Written and Photographed by Randy Johnson, Habitat program manager, Jamestown S’Klallam Tribe
Aerial Photographs provided by John Gussman
Since the first of February 2015, four floods have rumbled down the Dungeness River. The first one damaged the old creosoted RR trestle and closed the Olympic Discovery Trail (ODT). The three floods in the past six weeks have occurred while we've been building the new pedestrian bridge that will replace the trestle. During the floods, the river has migrated 230 feet west.

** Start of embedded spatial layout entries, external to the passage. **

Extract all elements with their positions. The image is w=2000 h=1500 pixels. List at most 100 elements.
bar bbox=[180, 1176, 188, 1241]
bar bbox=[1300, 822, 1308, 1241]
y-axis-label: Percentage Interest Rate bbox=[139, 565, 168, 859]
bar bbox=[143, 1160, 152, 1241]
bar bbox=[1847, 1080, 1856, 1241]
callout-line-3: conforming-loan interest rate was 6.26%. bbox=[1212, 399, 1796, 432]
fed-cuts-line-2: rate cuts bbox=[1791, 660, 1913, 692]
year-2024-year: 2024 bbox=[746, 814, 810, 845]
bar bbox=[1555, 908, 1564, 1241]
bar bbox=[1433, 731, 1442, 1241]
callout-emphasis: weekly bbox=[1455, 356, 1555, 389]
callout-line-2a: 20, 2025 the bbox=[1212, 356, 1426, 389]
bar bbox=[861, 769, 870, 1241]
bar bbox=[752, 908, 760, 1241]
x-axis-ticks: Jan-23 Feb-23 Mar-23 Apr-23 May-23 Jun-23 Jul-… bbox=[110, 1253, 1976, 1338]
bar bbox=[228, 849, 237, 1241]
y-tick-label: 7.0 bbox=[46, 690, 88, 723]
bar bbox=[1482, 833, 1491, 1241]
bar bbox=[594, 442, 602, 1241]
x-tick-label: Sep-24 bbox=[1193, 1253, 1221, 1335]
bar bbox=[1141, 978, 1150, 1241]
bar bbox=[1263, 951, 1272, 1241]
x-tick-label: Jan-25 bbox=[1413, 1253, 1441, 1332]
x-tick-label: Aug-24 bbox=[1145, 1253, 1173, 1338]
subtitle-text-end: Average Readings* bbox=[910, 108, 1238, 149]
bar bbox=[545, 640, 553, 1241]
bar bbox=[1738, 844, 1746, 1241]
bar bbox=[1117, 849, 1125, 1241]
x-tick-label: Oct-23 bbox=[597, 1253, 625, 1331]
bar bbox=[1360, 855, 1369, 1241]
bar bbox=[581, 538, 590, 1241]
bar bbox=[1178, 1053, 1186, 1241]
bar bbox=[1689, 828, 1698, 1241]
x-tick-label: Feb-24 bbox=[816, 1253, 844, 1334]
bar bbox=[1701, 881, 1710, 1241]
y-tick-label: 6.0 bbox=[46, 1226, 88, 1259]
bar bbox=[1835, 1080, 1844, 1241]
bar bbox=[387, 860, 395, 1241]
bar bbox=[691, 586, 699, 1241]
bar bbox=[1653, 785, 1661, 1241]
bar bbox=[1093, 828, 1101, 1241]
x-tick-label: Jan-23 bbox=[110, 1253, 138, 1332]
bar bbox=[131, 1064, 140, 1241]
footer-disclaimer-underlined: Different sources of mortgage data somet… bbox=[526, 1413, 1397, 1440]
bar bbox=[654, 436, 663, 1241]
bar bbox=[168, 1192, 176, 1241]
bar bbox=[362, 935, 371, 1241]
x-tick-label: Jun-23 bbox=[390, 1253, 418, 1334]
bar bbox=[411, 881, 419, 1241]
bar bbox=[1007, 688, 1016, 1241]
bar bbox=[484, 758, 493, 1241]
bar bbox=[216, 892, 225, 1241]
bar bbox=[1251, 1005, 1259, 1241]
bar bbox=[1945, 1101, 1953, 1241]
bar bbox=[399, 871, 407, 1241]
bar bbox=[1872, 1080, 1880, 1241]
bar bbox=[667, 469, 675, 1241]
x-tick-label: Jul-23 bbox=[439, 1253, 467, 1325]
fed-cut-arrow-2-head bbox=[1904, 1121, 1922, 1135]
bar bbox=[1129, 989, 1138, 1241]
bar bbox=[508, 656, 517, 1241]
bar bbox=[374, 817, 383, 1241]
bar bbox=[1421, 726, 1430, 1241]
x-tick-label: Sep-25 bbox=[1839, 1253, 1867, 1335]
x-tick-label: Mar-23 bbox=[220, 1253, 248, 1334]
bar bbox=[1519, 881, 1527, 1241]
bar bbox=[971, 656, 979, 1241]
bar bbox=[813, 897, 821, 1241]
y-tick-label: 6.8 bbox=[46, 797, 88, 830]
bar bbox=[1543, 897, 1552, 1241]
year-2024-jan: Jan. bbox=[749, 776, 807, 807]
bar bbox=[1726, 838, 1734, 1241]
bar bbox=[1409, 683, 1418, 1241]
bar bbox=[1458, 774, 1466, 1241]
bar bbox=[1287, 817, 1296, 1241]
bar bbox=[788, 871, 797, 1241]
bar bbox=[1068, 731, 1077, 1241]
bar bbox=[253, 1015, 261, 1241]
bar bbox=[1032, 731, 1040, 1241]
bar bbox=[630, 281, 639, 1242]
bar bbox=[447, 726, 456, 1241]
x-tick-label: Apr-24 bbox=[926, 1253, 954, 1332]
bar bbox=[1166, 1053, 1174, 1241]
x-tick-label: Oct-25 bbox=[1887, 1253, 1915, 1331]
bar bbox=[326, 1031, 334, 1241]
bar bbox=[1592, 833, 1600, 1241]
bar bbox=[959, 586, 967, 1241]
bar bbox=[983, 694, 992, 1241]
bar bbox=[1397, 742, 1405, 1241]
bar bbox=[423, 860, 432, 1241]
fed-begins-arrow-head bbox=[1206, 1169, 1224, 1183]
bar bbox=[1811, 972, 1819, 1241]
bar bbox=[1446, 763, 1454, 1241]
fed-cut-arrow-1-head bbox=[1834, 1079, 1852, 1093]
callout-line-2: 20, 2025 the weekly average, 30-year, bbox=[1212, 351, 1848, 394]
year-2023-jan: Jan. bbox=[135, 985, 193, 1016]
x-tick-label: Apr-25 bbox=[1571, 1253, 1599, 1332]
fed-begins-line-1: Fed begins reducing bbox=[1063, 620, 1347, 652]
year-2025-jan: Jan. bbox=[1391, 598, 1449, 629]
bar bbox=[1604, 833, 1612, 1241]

Had the trestle not been removed, at least 15 pile bents - 75 creosoted piling, creosoted timbers, and bridge decking - would have been knocked down and strewn all the way from the Dungeness River RR Park to Dungeness Bay.
It was a given that the Tribe would replace the trestle's functions for users of the Olympic Discovery Trail. 10 Months and 2 days later, the entire 585' of trestle and its dripping creosote are gone from the floodplain forever and 720 feet of salmon friendly and river worthy pedestrian bridge is connected to the ODT. All 750 feet of new bridge are now in place, and just a few relatively minor tasks remain. The construction access road is being removed, and by the end of today both floodplain channels will be flowing free again. You can look forward to the ODT being reopened soon.
Floodplains by Design funding was a perfect fit for this project because of the program’s focus on reconnecting rivers to their floodplains for fish and flood risk reduction, and the additional community benefit of recreational access.
Thank you everyone for your role in making this bold vision a reality.